Why I Don't Vote—But Don't Take It Away From Me

This is why I don't vote: Probability Your Vote Will Make A Difference. These guys calculate that your vote has a one in ten million shot at swinging the presidential election if you live in New Mexico, New Hampshire, Virginia or Colorado. Well, I live in New York, and even if I lived in those states, I wouldn't spend even fifteen minutes doing something that had a one in ten million chance of making a difference.

Economically speaking, I'm one of those people who believes that voting is completely irrational. although I'd be one of the first people to start throwing rocks and putting up barricades if my right to vote was ever taken away. Just because I never use my toaster-oven, that doesn't mean I don't appreciate having it around. In practice your vote really can't be decisive, even in an election for local dog catcher, because if it comes within one vote they'll call for a recount and the total will likely change.

Some people have good polling places where they can vote quickly, some people have to wait in line for hours. Either way it's time wasted.
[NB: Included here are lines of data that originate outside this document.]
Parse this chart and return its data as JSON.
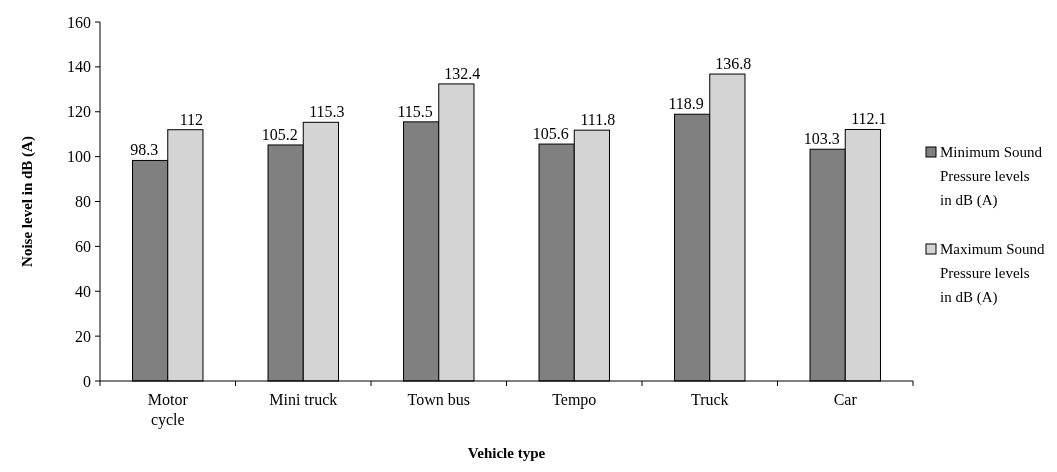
{
  "chart_data": {
    "type": "bar",
    "xlabel": "Vehicle type",
    "ylabel": "Noise level in dB (A)",
    "categories": [
      "Motor cycle",
      "Mini truck",
      "Town bus",
      "Tempo",
      "Truck",
      "Car"
    ],
    "series": [
      {
        "name": "Minimum Sound Pressure levels in dB (A)",
        "color": "#808080",
        "values": [
          98.3,
          105.2,
          115.5,
          105.6,
          118.9,
          103.3
        ]
      },
      {
        "name": "Maximum Sound Pressure levels in dB (A)",
        "color": "#d4d4d4",
        "values": [
          112,
          115.3,
          132.4,
          111.8,
          136.8,
          112.1
        ]
      }
    ],
    "ylim": [
      0,
      160
    ],
    "yticks": [
      0,
      20,
      40,
      60,
      80,
      100,
      120,
      140,
      160
    ],
    "data_labels": true,
    "legend": "right",
    "grid": false
  }
}
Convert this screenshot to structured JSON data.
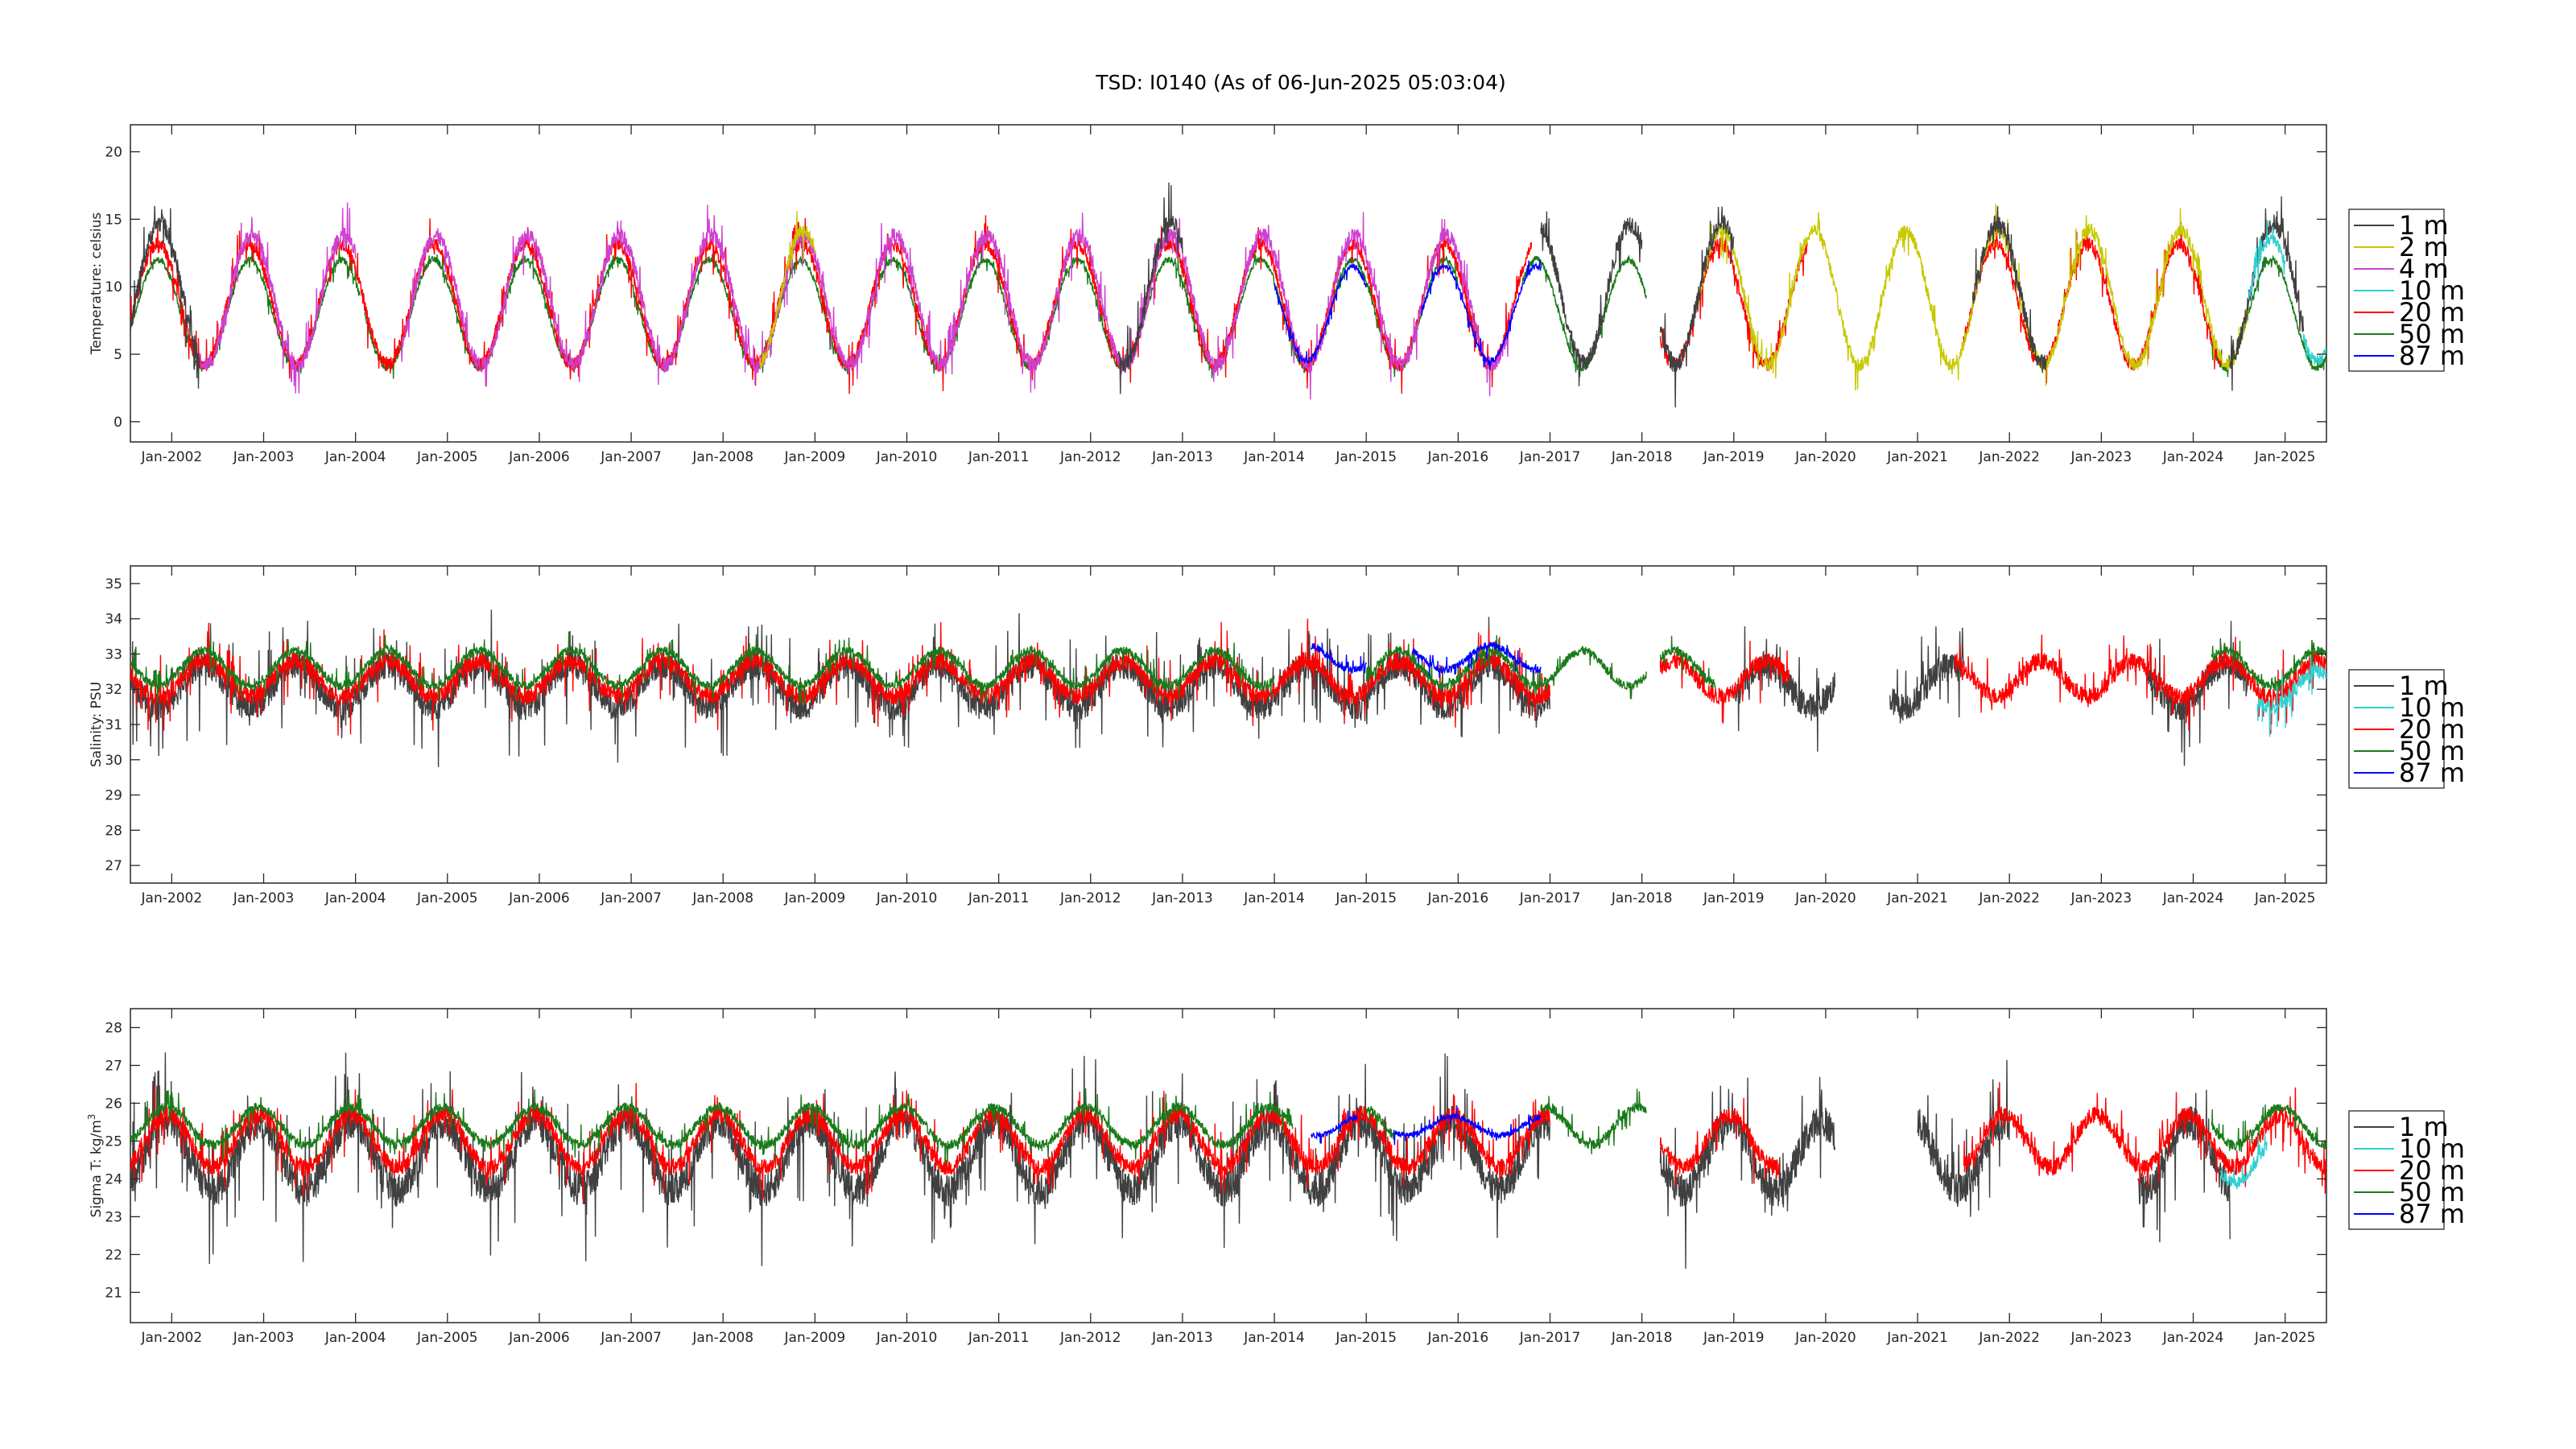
{
  "title": "TSD: I0140 (As of 06-Jun-2025 05:03:04)",
  "chart_data": [
    {
      "type": "line",
      "ylabel": "Temperature:  celsius",
      "xlim": [
        2001.55,
        2025.45
      ],
      "ylim": [
        -1.5,
        22
      ],
      "yticks": [
        0,
        5,
        10,
        15,
        20
      ],
      "xticks": [
        "Jan-2002",
        "Jan-2003",
        "Jan-2004",
        "Jan-2005",
        "Jan-2006",
        "Jan-2007",
        "Jan-2008",
        "Jan-2009",
        "Jan-2010",
        "Jan-2011",
        "Jan-2012",
        "Jan-2013",
        "Jan-2014",
        "Jan-2015",
        "Jan-2016",
        "Jan-2017",
        "Jan-2018",
        "Jan-2019",
        "Jan-2020",
        "Jan-2021",
        "Jan-2022",
        "Jan-2023",
        "Jan-2024",
        "Jan-2025"
      ],
      "grid": false,
      "legend_position": "right",
      "legend": [
        {
          "name": "1 m",
          "color": "#404040"
        },
        {
          "name": "2 m",
          "color": "#c8c800"
        },
        {
          "name": "4 m",
          "color": "#d040d0"
        },
        {
          "name": "10 m",
          "color": "#30d0d0"
        },
        {
          "name": "20 m",
          "color": "#ff0000"
        },
        {
          "name": "50 m",
          "color": "#1a7a1a"
        },
        {
          "name": "87 m",
          "color": "#0000ff"
        }
      ],
      "series": [
        {
          "name": "50 m",
          "color": "#1a7a1a",
          "mean": 8,
          "amp": 4,
          "phase": 0.6,
          "noise": 0.5,
          "segments": [
            [
              2001.55,
              2004.05
            ],
            [
              2004.1,
              2016.0
            ],
            [
              2016.7,
              2018.05
            ],
            [
              2024.2,
              2025.45
            ]
          ]
        },
        {
          "name": "20 m",
          "color": "#ff0000",
          "mean": 8.7,
          "amp": 4.5,
          "phase": 0.6,
          "noise": 1.0,
          "segments": [
            [
              2001.55,
              2016.8
            ],
            [
              2018.2,
              2019.8
            ],
            [
              2021.5,
              2024.3
            ]
          ]
        },
        {
          "name": "4 m",
          "color": "#d040d0",
          "mean": 9,
          "amp": 4.8,
          "phase": 0.62,
          "noise": 1.2,
          "segments": [
            [
              2002.3,
              2004.0
            ],
            [
              2004.5,
              2016.6
            ]
          ]
        },
        {
          "name": "2 m",
          "color": "#c8c800",
          "mean": 9.2,
          "amp": 5,
          "phase": 0.62,
          "noise": 1.0,
          "segments": [
            [
              2008.4,
              2009.0
            ],
            [
              2018.6,
              2024.6
            ]
          ]
        },
        {
          "name": "1 m",
          "color": "#404040",
          "mean": 9.5,
          "amp": 5.2,
          "phase": 0.62,
          "noise": 1.4,
          "segments": [
            [
              2001.55,
              2002.3
            ],
            [
              2012.3,
              2013.0
            ],
            [
              2016.9,
              2018.0
            ],
            [
              2018.2,
              2019.0
            ],
            [
              2021.6,
              2022.4
            ],
            [
              2024.4,
              2025.2
            ]
          ]
        },
        {
          "name": "87 m",
          "color": "#0000ff",
          "mean": 8,
          "amp": 3.5,
          "phase": 0.6,
          "noise": 0.4,
          "segments": [
            [
              2014.0,
              2015.0
            ],
            [
              2015.6,
              2016.9
            ]
          ]
        },
        {
          "name": "10 m",
          "color": "#30d0d0",
          "mean": 9,
          "amp": 4.5,
          "phase": 0.6,
          "noise": 0.8,
          "segments": [
            [
              2024.6,
              2025.0
            ],
            [
              2025.2,
              2025.45
            ]
          ]
        }
      ]
    },
    {
      "type": "line",
      "ylabel": "Salinity:  PSU",
      "xlim": [
        2001.55,
        2025.45
      ],
      "ylim": [
        26.5,
        35.5
      ],
      "yticks": [
        27,
        28,
        29,
        30,
        31,
        32,
        33,
        34,
        35
      ],
      "xticks": [
        "Jan-2002",
        "Jan-2003",
        "Jan-2004",
        "Jan-2005",
        "Jan-2006",
        "Jan-2007",
        "Jan-2008",
        "Jan-2009",
        "Jan-2010",
        "Jan-2011",
        "Jan-2012",
        "Jan-2013",
        "Jan-2014",
        "Jan-2015",
        "Jan-2016",
        "Jan-2017",
        "Jan-2018",
        "Jan-2019",
        "Jan-2020",
        "Jan-2021",
        "Jan-2022",
        "Jan-2023",
        "Jan-2024",
        "Jan-2025"
      ],
      "grid": false,
      "legend_position": "right",
      "legend": [
        {
          "name": "1 m",
          "color": "#404040"
        },
        {
          "name": "10 m",
          "color": "#30d0d0"
        },
        {
          "name": "20 m",
          "color": "#ff0000"
        },
        {
          "name": "50 m",
          "color": "#1a7a1a"
        },
        {
          "name": "87 m",
          "color": "#0000ff"
        }
      ],
      "series": [
        {
          "name": "1 m",
          "color": "#404040",
          "mean": 32.1,
          "amp": 0.6,
          "phase": 0.1,
          "noise": 0.8,
          "segments": [
            [
              2001.55,
              2017.0
            ],
            [
              2019.0,
              2020.1
            ],
            [
              2020.7,
              2021.5
            ],
            [
              2023.5,
              2024.6
            ]
          ]
        },
        {
          "name": "20 m",
          "color": "#ff0000",
          "mean": 32.3,
          "amp": 0.5,
          "phase": 0.1,
          "noise": 0.5,
          "segments": [
            [
              2001.55,
              2017.0
            ],
            [
              2018.2,
              2019.6
            ],
            [
              2021.4,
              2025.45
            ]
          ]
        },
        {
          "name": "50 m",
          "color": "#1a7a1a",
          "mean": 32.6,
          "amp": 0.5,
          "phase": 0.1,
          "noise": 0.25,
          "segments": [
            [
              2001.55,
              2014.0
            ],
            [
              2015.0,
              2018.05
            ],
            [
              2018.2,
              2018.8
            ],
            [
              2024.2,
              2025.45
            ]
          ]
        },
        {
          "name": "87 m",
          "color": "#0000ff",
          "mean": 32.9,
          "amp": 0.35,
          "phase": 0.1,
          "noise": 0.2,
          "segments": [
            [
              2014.4,
              2015.0
            ],
            [
              2015.5,
              2016.9
            ]
          ]
        },
        {
          "name": "10 m",
          "color": "#30d0d0",
          "mean": 32.0,
          "amp": 0.5,
          "phase": 0.1,
          "noise": 0.4,
          "segments": [
            [
              2024.7,
              2025.45
            ]
          ]
        }
      ]
    },
    {
      "type": "line",
      "ylabel": "Sigma T:  kg/m",
      "ylabel_sup": "3",
      "xlim": [
        2001.55,
        2025.45
      ],
      "ylim": [
        20.2,
        28.5
      ],
      "yticks": [
        21,
        22,
        23,
        24,
        25,
        26,
        27,
        28
      ],
      "xticks": [
        "Jan-2002",
        "Jan-2003",
        "Jan-2004",
        "Jan-2005",
        "Jan-2006",
        "Jan-2007",
        "Jan-2008",
        "Jan-2009",
        "Jan-2010",
        "Jan-2011",
        "Jan-2012",
        "Jan-2013",
        "Jan-2014",
        "Jan-2015",
        "Jan-2016",
        "Jan-2017",
        "Jan-2018",
        "Jan-2019",
        "Jan-2020",
        "Jan-2021",
        "Jan-2022",
        "Jan-2023",
        "Jan-2024",
        "Jan-2025"
      ],
      "grid": false,
      "legend_position": "right",
      "legend": [
        {
          "name": "1 m",
          "color": "#404040"
        },
        {
          "name": "10 m",
          "color": "#30d0d0"
        },
        {
          "name": "20 m",
          "color": "#ff0000"
        },
        {
          "name": "50 m",
          "color": "#1a7a1a"
        },
        {
          "name": "87 m",
          "color": "#0000ff"
        }
      ],
      "series": [
        {
          "name": "1 m",
          "color": "#404040",
          "mean": 24.6,
          "amp": 0.9,
          "phase": 0.7,
          "noise": 0.9,
          "segments": [
            [
              2001.55,
              2017.0
            ],
            [
              2018.2,
              2020.1
            ],
            [
              2021.0,
              2022.0
            ],
            [
              2023.4,
              2024.4
            ]
          ]
        },
        {
          "name": "20 m",
          "color": "#ff0000",
          "mean": 25.0,
          "amp": 0.7,
          "phase": 0.7,
          "noise": 0.45,
          "segments": [
            [
              2001.55,
              2017.0
            ],
            [
              2018.2,
              2019.5
            ],
            [
              2021.5,
              2025.45
            ]
          ]
        },
        {
          "name": "50 m",
          "color": "#1a7a1a",
          "mean": 25.4,
          "amp": 0.5,
          "phase": 0.7,
          "noise": 0.25,
          "segments": [
            [
              2001.55,
              2014.2
            ],
            [
              2015.0,
              2015.3
            ],
            [
              2016.9,
              2018.05
            ],
            [
              2024.2,
              2025.45
            ]
          ]
        },
        {
          "name": "87 m",
          "color": "#0000ff",
          "mean": 25.4,
          "amp": 0.25,
          "phase": 0.7,
          "noise": 0.15,
          "segments": [
            [
              2014.4,
              2014.9
            ],
            [
              2015.3,
              2016.9
            ]
          ]
        },
        {
          "name": "10 m",
          "color": "#30d0d0",
          "mean": 24.5,
          "amp": 0.6,
          "phase": 0.7,
          "noise": 0.3,
          "segments": [
            [
              2024.3,
              2024.8
            ]
          ]
        }
      ]
    }
  ]
}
Time you could be using to work and make money, time you could be using to do something fun. In other words, time is precious and you shouldn't squander yours by exercising your civic duty.

Now maybe you get a kick out of being a good citizen, and in that case you're most likely beyond help. Maybe you care about politics, but that's no reason to vote. I care about politics, it's why I donate to candidates because money actually makes a difference. Great system we have, isn't it? I used to volunteer when I was younger and more idealistic—think high school.